São usos e costumes distintos nestas comunidades de chimpanzés rio acima e rio abaixo, o que os primatologistas chamam de cultura. “São traços específicos de grupo socialmente transmitidos entre indivíduos. A evidência da cultura em animais foi encontrada em várias espécies, não só em chimpanzés, mas é um fenômeno raro”, explica Ammie Kalan, pesquisadora do Instituto Max Planck para Antropologia Evolutiva. E acrescenta: “Não estamos dizendo que isso seja o mesmo que a cultura humana, apenas que, ao entender melhor as culturas de animais, podemos compreender como a cultura humana evoluiu”. Estas práticas culturais não são nenhuma novidade: recentemente foram compiladas na revista Science para denunciar que estão em risco: desde as fêmeas que fazem lanças para caçar macaquinhos até os chimpanzés que se reúnem no frescor das cavernas para fugir dos dias mais quente, passando pelos que utilizam longas varas para pescar nutritivas algas, os que aprenderam a beber água usando musgos como esponjas ou os que usam pedras como martelos para abrir nozes há milhares de anos, como tem sido mostrado arqueologicamente.
“São traços específicos de grupo socialmente transmitidos entre indivíduos. A evidência da cultura em animais foi encontrada em várias espécies”, diz Ammie Kalan
“Temos de nos apoiar nos grandes símios não-humanos para entender a gama de comportamentos tecnológicos que provavelmente estiveram presentes em nossos ancestrais extintos”, explicam os cientistas do estudo sobre Bili-Uerê, publicado na Folia Primatologica. Por exemplo, em Loango, os chimpanzés só conseguem abrir as tartarugas quando têm nove ou dez anos de idade. E não é um problema de força, mas de habilidade. No final, todos acabam comendo a carne da tartaruga, incluindo os que falharam na tentativa de abri-la.

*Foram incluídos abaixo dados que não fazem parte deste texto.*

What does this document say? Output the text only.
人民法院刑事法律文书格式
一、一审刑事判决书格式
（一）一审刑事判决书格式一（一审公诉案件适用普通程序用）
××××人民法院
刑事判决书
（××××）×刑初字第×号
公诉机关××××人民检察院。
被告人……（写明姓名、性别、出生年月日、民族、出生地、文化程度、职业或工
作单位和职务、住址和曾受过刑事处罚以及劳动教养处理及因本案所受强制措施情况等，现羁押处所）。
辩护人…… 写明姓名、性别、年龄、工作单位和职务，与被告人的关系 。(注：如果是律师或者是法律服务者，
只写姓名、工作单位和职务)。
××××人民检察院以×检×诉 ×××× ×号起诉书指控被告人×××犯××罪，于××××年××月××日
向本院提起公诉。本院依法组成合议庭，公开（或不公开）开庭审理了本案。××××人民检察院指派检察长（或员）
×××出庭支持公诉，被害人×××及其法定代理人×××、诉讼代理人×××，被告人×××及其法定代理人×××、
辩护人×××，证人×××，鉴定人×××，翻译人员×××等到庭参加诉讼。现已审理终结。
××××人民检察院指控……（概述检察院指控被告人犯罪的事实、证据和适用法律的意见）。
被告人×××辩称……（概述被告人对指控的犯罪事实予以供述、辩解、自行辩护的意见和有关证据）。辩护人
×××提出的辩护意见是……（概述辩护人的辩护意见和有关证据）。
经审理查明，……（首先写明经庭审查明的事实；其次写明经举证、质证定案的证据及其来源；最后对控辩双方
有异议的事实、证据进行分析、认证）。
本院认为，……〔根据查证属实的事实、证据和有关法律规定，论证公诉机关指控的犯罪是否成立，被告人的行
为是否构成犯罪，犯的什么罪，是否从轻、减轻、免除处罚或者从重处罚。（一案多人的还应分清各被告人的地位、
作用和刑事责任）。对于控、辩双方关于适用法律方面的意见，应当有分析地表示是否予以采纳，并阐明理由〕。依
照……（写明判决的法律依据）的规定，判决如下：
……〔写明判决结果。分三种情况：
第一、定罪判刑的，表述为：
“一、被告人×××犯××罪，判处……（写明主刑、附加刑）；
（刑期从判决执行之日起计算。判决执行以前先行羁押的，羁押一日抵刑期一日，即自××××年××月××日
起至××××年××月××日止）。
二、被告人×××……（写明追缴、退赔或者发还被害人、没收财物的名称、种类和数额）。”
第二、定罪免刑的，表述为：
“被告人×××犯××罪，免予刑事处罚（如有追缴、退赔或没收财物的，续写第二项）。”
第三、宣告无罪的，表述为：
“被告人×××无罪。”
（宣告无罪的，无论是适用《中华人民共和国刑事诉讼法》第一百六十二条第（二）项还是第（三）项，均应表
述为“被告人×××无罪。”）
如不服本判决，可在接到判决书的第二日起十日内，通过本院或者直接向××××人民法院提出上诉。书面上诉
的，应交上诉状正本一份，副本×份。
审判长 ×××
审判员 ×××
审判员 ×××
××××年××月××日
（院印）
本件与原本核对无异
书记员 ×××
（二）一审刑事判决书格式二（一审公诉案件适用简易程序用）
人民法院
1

No entanto, como explicaram Pika e seus colegas na Scientific Reports, o mais interessante pode ser o gesto de Pandi: deixar uma parte da tartaruga em sua carapaça para ter o café da manhã no dia seguinte. “Embora o pensamento voltado para o futuro tenha sido observado em pombos, ratos, corvídeos e nos grandes símios, alguns especialistas ainda acreditam que são unicamente humanos, que ocorreu em condições induzidas experimentalmente em cativeiro”, explica Pika, codiretora do projeto de Loango.
Cinco anos atrás foi registrada a primeira exceção: fêmeas de chimpanzés eram capazes de se preparar para o futuro escolhendo o local mais adequado para acampar em função do que poderiam comer ali na manhã seguinte. Pandi e seu grupo, que às vezes levam por um tempo consigo as tartarugas e as esmagam quando chega a fome, poderiam ser o segundo caso de planejamento para o futuro não imediato. “Com a nossa observação, possivelmente estamos agregando outro exemplo que envolve um contexto diferente, mas precisamos de mais pesquisas para descobrir se esse comportamento desempenha um papel importante na comunidade dos chimpanzés”, diz Pika.